Write What You Know
"On the eve of the 20th century, Kate Chopin confronted the fundamental dilemma of what it meant to be a woman. In a stream of stories and in her novel, The Awakening, she explored the unsparing truth of women's submerged lives."
"There was great demand for short fiction at that period, and one of the genres that was most popular was the one known as 'local color,' which offered descriptions of the varied parts of the country, exotic parts of the country. It was pretty clear to her early on that it was her southern stories, her Louisiana stories that sold... While the land inspired her imagination, her time there was limited."
Write Passionately
What drove Kate Chopin was her passion for writing, and her willingness to let writing take her into places that she had never been herself, necessarily. And certainly, the literary traditions out of which she came had never really gone.
She's one of those writers whose sense of craft puts her right on the edge of poetry... The writer she especially admired was the short story and novella writer, Guy de Maupassant, who perfected a kind of writing that she took very seriously.'Here was life, not fiction," she wrote in a private diary aout the novella writer Guy de Maupassant. "Here was a man who escaped from tradition and authority, who had entered into himself and looked out upon life through his own being and with his own eyes; and who, in a direct and simple way, told us what he saw."
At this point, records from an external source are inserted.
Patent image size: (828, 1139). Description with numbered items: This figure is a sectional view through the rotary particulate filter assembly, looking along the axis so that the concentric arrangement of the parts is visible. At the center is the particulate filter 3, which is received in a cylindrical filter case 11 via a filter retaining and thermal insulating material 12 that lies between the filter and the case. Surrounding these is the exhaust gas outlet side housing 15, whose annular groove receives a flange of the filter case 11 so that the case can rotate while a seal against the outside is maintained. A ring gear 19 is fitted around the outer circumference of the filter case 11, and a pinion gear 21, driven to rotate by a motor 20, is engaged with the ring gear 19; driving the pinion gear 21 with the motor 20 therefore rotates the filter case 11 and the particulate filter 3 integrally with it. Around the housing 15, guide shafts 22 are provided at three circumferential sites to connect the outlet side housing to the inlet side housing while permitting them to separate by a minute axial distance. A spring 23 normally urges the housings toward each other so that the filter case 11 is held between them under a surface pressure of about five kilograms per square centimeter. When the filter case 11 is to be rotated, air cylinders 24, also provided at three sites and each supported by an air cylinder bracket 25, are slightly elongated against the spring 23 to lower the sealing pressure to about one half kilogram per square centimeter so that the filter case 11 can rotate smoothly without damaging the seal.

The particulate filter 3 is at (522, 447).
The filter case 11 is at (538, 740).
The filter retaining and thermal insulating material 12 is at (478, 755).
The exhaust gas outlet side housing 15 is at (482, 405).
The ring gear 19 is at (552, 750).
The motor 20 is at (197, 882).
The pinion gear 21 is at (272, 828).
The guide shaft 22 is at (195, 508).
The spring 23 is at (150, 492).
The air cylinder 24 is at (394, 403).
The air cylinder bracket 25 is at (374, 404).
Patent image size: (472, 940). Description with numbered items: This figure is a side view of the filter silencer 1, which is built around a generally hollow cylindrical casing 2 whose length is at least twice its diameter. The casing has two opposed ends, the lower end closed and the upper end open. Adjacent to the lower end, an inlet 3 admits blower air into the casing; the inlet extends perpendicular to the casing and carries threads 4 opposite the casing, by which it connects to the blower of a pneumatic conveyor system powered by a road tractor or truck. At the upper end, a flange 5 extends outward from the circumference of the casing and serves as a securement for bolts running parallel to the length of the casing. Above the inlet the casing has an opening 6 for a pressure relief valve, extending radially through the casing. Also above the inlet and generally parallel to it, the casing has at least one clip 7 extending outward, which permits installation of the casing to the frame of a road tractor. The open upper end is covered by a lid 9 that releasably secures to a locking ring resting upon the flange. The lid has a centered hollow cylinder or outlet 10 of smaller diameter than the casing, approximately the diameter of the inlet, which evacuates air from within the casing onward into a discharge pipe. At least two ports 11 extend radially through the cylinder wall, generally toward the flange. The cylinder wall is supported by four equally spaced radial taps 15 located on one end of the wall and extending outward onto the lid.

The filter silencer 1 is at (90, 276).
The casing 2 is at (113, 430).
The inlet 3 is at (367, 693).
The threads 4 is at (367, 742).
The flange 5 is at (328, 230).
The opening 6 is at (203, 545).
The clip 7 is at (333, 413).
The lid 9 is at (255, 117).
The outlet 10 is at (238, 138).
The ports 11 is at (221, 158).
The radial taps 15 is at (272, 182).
Write To Change the World,
(Even If It's Not Intentional)
"With Chopin the dark crannies of the human soul were part of what is to be human. It was part of her war against platitudes. If you look only at the surfaces you're not going to begin to understand what people are about. It's a measure of both her talent and her character, her strength as a woman, that she didn't find the depths of the human soul, even human depravity, threatening."
Its spontaneity, and its physical demands opens up Edna to places in her heart and in her soul she'd lost contact with, maybe had never known were there...I don't think any other writer of the period, certainly no male writer, and I don't think any other woman writer tried to understand what happens when a woman experiences her own sexual being and her own self. And of course, that's exactly the tragedy and the dilemma that Chopin is exploring in her fiction which is, what happens, how do you get past this, this bind for women that if you possess your own self, if you possess your own body, you know that the options the society offers you are marriage and death.By novel's end, Edna has awakened to herself, but finds no place for that self in the world she knows. She swims out to sea till her strength is gone.
"Once you begin to push against those margins, against those limits, you begin to offend people. You begin to offend convention and expectations, and that's exactly what Kate Chopin ran into with The Awakening."
I'd first read her when I was given a copy of The Awakening by a woman who said to me, "You should read this book," and the big question that we asked ourselves was how did Kate Chopin know all that in 1899?
Can you imagine someone asking something similar about you in the year 2099? Why not?